Isaiah likes to use parallels and contrasting statements
He does not faint - in fact, he gives power to the faint!
We cannot comprehend all that he understands
He increases the strength of those who have none
This should be impossible, increasing that which does not exist, but God’s understanding is unsearchable.
v. 30 - Even youths shall faint and be weary, and young men shall fall exhausted;
This is inevitable
Human willpower will never be enough
BUT v. 31 - but they who wait for the Lord shall renew their strength; 
Waiting on the Lord means to trust in him.
Isaiah has spent this entire poem telling of the greatness and accomplishments of God.
they shall mount up with wings like eagles; they shall run and not be weary; they shall walk and not faint.
This is what happens when you trust in God
Eagles sore endlessly, seemingly never needing to land
With the power of God we can endure running without tiring, and walking without fatigue
This goes against all of our understanding of the world and ourselves
We know we will tire
We know our strength is not enough
But God is Greater

Israel should have known who God is
Consistently God delivered the Jewish people
The Jewish Calendar
Full of festivals that are a reminder of God’s salvation, deliverance, and grace
Yet they constantly needed to be reminded
When they would forget, they would turn away and do what is right in their own eyes.
But when they remembered who he was, trusting in Him?

We’re a lot like Israel
We have been given the greatest symbol of God’s power, and it’s become mundane
The Cross
It isn’t just a symbol for Christianity
It is the very thing by which Christ — God who become man — defeated death itself
The strongest power in this Earth — and the Cross is a reminder that Christ’s power is even greater
Mormon friend asked me why we cared about the cross so much — its everywhere
LDS temples don’t put the cross on anything - “it was just where Christ died, he did all the work in the garden”
1 Corinthians 1:18 - For the word of the cross is folly to those who are perishing, but to us who are being saved it is the power of God.

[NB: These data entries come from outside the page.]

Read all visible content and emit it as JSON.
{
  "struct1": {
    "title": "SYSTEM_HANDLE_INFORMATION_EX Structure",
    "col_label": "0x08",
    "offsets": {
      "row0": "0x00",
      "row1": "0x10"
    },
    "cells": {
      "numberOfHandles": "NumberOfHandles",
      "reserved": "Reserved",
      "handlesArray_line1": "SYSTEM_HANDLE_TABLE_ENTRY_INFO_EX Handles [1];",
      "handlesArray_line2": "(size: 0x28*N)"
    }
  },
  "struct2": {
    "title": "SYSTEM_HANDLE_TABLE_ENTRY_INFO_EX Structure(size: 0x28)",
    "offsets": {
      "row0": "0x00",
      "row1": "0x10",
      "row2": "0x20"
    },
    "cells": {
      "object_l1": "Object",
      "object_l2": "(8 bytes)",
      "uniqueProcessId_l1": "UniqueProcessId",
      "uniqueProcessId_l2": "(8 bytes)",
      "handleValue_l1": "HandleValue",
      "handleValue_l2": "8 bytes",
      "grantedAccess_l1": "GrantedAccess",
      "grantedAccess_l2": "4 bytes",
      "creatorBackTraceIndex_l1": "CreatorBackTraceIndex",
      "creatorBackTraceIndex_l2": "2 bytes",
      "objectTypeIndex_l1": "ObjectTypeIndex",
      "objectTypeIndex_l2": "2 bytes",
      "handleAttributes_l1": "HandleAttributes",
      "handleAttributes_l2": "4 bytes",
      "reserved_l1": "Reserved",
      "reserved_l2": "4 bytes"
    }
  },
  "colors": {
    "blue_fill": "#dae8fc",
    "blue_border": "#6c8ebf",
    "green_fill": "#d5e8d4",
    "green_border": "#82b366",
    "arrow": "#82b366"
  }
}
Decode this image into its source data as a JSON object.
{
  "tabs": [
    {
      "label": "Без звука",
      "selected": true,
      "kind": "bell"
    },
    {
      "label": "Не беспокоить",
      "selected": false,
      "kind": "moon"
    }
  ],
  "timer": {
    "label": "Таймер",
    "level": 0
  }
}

If we focus on God, constantly seeing Him for His greatness and power, there is refreshment and renewal in Him. If we focus on Christ, seeing the power displayed in the Cross, seeing how he defeated even death itself, there is so much more hope and peace than we can find in anything. 
Do you not know? Have you not heard? Christ is the everlasting God, the creator over the ends of the Earth. He does not faint or grow weary, he has defeated even death itself.